I find myself at the bottom of the indoor pool at The Orchidea in West LA. I close my eyes tightly, trying to grip onto the floor tiles, but they slip against my fingertips and I float to the surface. As my head breaks through the water, I hear myself gasp for air. I sit on the steps and while I dry my eyes with my fingertips. Frankie Goes to Hollywood plays at a low volume through the ceiling speakers, the champagne I poured, but never drank, bubbles in its glass, and the whites of my eyes burn after hours of exposure to chlorine and cannabis.

I met a Korean girl in a karaoke bar a few blocks away from my favourite Kaitenzushi restaurant, the one on Sawtelle Boulevard. She jokingly told me she knew me from somewhere, as to which I just shrugged. She slid me a glass of plum wine she had ordered when I wasn't paying attention. Her father was the owner of the club, and many others across Southern California, she told me he was a fan of my work. I raised my eyebrows and hid a smirk behind my glass, I told her that flattered me. Her name was Sunny, I asked if that was her real name and she jokingly told me that was racist, I seriously told her I was half Japanese.

The intimacy of our interaction sent a wave of goosebumps across my skin, although not visible under the purple LEDs, my face still tensed, as I was confronted with an emotion somewhere between embarrassment and anxiety. In my life, I often found myself in the company of beautiful women, but the interactions didn't get easier. I still carried the timidness and reservation of a adolescent civilian, and I still couldn't decide if that was a blessing or a curse. Of all the things I inherited once I made in big in LA, charisma was never one of them.

Sunny has me cheers my plum wine glass with hers, I force a smile and look into her eyes. She has had that eyelid surgery that is common in Korea, where they make the eyes appear more European. I only noticed when she complimented me on my own eyes.
"Your eyes look like Greenland," she had said
I feel back the temptation to tell her my eyes were blue. "Thank you," I replied.
"What are your plans for tonight?' Sunny asked me over the muffled screams of patrons trying to hit impossible notes in the songs they are singing.

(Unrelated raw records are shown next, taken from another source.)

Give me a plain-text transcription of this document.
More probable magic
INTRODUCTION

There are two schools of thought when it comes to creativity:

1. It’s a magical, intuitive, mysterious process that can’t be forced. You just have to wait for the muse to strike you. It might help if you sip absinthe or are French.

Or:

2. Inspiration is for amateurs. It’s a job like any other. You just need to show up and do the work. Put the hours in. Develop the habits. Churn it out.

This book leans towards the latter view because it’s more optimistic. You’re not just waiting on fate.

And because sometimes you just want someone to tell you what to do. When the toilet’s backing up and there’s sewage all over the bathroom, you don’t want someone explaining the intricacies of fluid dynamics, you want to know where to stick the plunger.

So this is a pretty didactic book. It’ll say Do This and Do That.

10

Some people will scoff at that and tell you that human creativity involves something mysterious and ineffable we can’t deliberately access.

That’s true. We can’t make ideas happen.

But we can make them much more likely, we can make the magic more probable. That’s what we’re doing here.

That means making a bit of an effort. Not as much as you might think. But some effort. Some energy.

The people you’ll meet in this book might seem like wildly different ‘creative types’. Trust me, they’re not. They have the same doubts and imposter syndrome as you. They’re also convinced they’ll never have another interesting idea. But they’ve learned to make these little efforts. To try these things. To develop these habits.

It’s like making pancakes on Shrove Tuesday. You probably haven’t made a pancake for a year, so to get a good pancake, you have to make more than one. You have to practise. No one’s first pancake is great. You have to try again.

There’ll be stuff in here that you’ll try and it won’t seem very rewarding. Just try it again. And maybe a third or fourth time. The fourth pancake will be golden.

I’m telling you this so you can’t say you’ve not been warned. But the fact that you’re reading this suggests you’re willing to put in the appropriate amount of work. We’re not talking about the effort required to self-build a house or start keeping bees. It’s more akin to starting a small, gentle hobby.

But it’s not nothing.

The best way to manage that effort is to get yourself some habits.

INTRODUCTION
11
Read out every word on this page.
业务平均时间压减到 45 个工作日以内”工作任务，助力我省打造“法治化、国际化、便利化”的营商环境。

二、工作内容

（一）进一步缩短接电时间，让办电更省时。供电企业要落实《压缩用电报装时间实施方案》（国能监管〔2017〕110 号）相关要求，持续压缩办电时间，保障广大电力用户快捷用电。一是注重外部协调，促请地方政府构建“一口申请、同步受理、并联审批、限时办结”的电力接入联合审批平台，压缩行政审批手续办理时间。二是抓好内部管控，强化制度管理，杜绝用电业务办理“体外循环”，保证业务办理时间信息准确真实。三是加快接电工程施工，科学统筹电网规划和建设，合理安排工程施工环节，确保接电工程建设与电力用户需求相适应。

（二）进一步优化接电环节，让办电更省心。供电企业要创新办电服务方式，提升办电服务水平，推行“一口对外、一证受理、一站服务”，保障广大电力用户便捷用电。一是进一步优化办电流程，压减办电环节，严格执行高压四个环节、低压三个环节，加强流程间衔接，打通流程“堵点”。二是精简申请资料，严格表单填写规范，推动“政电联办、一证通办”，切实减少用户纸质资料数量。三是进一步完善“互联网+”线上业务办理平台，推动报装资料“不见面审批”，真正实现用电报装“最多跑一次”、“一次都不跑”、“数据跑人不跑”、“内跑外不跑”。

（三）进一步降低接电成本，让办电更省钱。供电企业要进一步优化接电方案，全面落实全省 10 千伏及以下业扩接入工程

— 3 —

I finished the last of my wine in a large gulp. "I want room service." I said candidly. Awkward small talk never gets anywhere until you find someone willing to tell it like it is. If Sunny wanted romance, she could find it two doors down, all I wanted on this miserable night were strawberries in white chocolate.

She smirks at me. "Well, I don't think you can eat all that food by yourself." She says in a way that is somewhat seductive. I feel my stomach tighten with the thought that Sunny was making a dig at my appearance. 2014 had been a year of bipolar morale, the downs in which often manifested themselves as periods of low nutrition. That summer, I couldn't have been more than 130lbs.

At that point, I was starting to sweat under the club lights. Although I had my doubts, perhaps fucking and binge eating with this woman in a high-end LA hotel would give me the serotonin boost I desperately needed. "Would you like to see me try," I replied through gritted teeth.